Silk protein produced by the silk gland of silkworm (Bombyx mori), finds extensive application in tissue engineering and biomedicine. Elucidating the molecular mechanisms governing silk gland development is critical for optimizing silk protein production and its biomedical applications. Prior studies demonstrated that Bmgsb influences cell fate determination through modulation of endoreplication. To further investigate the molecular mechanism of Bmgsb, transcriptome analysis identified a novel gene, designated Bmubxn-4. Dual-luciferase reporter and electrophoretic mobility shift assays (EMSA) demonstrated that Bmgsb directly regulates Bmubxn-4 transcription. Bmubxn-4 knockdown in the ASG resulted in increased cell size, DNA endoreplication and upregulation of cell cycle-related genes.
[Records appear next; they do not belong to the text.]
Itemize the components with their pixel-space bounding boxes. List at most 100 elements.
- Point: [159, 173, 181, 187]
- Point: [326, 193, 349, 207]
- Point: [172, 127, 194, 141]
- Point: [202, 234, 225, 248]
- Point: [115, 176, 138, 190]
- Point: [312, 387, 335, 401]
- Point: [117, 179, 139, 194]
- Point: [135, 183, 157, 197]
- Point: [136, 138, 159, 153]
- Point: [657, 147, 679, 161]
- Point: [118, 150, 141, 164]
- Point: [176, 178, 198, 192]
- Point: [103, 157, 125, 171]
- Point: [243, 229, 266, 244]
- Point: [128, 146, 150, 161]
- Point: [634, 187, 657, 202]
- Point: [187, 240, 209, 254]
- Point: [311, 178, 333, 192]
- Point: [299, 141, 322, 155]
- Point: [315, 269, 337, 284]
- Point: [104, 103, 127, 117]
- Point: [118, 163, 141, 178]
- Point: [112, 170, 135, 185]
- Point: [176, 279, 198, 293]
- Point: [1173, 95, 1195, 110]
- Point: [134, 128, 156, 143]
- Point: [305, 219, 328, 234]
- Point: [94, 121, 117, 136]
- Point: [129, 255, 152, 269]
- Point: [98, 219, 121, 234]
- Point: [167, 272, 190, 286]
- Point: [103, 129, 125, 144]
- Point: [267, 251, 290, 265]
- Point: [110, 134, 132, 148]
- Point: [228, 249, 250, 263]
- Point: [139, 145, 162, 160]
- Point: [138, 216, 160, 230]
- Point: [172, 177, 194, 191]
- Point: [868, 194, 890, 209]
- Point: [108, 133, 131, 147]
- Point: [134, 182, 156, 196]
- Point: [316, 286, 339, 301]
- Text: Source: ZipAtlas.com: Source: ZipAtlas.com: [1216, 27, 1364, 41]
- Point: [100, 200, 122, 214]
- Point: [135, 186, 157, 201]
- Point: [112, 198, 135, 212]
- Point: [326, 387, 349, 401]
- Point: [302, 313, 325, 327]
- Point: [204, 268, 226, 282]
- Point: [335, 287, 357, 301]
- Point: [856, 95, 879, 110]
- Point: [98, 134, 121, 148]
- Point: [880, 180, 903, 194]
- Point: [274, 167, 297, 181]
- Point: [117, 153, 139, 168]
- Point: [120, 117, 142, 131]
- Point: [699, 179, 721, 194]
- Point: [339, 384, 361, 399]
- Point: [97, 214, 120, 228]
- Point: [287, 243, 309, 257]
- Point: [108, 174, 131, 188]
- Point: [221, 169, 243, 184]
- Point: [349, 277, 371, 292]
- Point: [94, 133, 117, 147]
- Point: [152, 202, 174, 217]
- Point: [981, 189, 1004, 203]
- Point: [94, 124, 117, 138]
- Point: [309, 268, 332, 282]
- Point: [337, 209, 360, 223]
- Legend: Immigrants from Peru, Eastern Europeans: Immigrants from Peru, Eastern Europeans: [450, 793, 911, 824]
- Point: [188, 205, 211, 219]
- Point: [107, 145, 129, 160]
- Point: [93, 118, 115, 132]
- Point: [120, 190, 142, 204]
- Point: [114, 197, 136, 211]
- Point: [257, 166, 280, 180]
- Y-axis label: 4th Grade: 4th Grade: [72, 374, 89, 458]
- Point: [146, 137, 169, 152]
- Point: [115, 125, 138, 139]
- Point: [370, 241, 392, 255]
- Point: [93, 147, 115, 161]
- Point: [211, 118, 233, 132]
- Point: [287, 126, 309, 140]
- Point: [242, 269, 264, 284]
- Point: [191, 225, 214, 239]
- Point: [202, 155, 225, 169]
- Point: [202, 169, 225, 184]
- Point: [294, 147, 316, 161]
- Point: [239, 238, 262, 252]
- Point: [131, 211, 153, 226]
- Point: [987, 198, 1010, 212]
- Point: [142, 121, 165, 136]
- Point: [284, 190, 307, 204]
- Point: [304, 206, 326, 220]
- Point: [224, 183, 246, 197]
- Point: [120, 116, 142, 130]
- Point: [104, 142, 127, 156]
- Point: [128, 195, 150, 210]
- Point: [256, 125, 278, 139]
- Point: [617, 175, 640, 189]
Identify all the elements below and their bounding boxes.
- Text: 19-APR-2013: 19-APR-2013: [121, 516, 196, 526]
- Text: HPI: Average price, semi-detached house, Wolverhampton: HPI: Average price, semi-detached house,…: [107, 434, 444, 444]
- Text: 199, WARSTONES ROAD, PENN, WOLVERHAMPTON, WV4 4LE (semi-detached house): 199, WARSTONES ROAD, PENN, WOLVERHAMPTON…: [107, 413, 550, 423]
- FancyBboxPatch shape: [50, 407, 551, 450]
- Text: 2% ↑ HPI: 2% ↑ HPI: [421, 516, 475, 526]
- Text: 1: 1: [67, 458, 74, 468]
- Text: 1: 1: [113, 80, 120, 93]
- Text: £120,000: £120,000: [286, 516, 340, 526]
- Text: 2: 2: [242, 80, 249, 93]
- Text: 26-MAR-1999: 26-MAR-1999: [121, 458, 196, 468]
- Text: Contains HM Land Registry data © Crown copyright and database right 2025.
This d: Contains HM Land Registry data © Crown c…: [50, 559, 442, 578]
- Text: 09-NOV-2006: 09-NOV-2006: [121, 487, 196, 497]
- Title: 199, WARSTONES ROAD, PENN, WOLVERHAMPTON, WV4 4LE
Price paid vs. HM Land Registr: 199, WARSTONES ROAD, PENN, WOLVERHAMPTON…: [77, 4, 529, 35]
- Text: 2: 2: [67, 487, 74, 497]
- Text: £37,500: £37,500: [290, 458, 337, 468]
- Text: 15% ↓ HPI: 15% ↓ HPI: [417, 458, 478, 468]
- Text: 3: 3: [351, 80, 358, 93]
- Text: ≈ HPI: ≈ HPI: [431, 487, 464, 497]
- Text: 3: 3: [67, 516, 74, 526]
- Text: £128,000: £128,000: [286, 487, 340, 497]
Bmubxn-4 knockdown in the AMSG resulted in developmental defects and upregulation of ubiquitin-proteasome system (UPS)-related genes. These findings indicate that Bmubxn-4, a direct target gene of Bmgsb, plays a crucial role in silk gland cell redifferentiation and DNA endoreplication. This study provides novel insights into silk gland cell differentiation and the transcriptional regulation of silk protein.